Hold on to your seats…I have a good one.

FACTS
T-IRA owner, 79, died in 2012
surviving spouse 100% sole primary beneficiary
spouse disclaims
Testamentary trust 100% contingent beneficiary inherits – via disclaimer
Spouse,78 is also the sole beneficiary of the trust

Note- I am not sure if the trust qualifies as a look-through

QUESTIONS
Whose life-expectancy is used? I would think the surviving spouse
Which RMD table is used? Single-life? The spouse has now inherited via the trust as a beneficiary Further – the “reduce-by-one” method is used” each year to calculate the RMD. Am I correct?
The kids – inherit upon mom’s passing. They can continue the stretch – they will be stuck using mom’s remaining life expectancy. Correct?

Bonus question – What could possibly serve as a reason for disclaiming – to inherit via a trust? It seems (to me) the client would be must better offer inheriting directly. no?



Surviving spouse life expectancy applies if trust is qualified.
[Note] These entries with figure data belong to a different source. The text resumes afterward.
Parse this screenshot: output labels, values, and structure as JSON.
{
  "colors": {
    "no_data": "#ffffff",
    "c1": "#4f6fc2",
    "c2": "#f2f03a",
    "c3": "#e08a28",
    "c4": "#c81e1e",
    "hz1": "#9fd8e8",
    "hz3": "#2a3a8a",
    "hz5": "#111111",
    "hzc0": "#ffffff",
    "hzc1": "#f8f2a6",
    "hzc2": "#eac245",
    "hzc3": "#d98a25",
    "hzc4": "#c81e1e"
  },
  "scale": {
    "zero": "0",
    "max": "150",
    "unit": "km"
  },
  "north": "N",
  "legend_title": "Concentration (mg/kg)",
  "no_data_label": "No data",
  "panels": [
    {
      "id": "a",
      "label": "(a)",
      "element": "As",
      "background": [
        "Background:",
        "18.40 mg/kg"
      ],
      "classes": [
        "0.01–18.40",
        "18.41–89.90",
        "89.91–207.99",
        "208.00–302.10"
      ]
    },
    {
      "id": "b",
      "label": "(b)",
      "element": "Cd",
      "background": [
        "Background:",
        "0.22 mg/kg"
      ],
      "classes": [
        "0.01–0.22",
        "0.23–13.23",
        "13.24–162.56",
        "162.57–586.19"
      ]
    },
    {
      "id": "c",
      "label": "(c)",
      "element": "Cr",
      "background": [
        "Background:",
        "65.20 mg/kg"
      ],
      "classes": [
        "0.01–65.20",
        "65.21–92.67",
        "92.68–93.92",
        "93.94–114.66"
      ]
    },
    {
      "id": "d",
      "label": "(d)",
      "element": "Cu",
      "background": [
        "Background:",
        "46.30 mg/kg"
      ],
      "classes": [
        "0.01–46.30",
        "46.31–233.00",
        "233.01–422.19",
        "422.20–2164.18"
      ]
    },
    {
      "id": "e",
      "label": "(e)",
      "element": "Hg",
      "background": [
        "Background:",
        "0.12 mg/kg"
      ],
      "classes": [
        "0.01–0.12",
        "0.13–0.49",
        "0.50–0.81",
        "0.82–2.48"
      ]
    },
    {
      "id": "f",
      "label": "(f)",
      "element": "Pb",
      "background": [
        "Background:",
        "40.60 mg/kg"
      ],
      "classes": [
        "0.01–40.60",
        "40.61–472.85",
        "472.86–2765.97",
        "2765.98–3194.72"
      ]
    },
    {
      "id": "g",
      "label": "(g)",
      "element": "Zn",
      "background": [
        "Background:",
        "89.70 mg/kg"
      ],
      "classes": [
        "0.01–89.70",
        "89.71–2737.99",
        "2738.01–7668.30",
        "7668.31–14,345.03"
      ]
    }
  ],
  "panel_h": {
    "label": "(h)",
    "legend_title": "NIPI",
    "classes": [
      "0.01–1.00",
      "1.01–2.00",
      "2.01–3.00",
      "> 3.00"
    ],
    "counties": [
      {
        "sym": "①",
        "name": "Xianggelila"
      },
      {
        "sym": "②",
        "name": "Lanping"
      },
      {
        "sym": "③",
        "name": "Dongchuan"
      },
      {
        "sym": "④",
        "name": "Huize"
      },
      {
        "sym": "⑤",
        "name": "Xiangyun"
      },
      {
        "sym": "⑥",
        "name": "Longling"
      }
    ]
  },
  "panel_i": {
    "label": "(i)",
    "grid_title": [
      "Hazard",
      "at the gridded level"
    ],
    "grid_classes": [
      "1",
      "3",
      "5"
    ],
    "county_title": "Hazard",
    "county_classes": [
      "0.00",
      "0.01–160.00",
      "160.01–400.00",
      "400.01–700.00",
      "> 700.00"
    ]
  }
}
Single life table is used for RMDs and recalculation applies (new table divisor each year instead of 1.0 reduction). Successor beneficiary children must change over to the 1.0 reduction after mother passes (non recalculation). The trust will provide better creditor protection since inherited IRA creditor protection has ended in states that have not passed legislation to to accord inherited IRAs with creditor protection. But the stretch is shorter since the Uniform Table cannot be used unless the trust terminates and the surviving spouse does an IRA rollover. And the children do not get their own stretch as they are not designated beneficiaries as they would be if mother had done the rollover.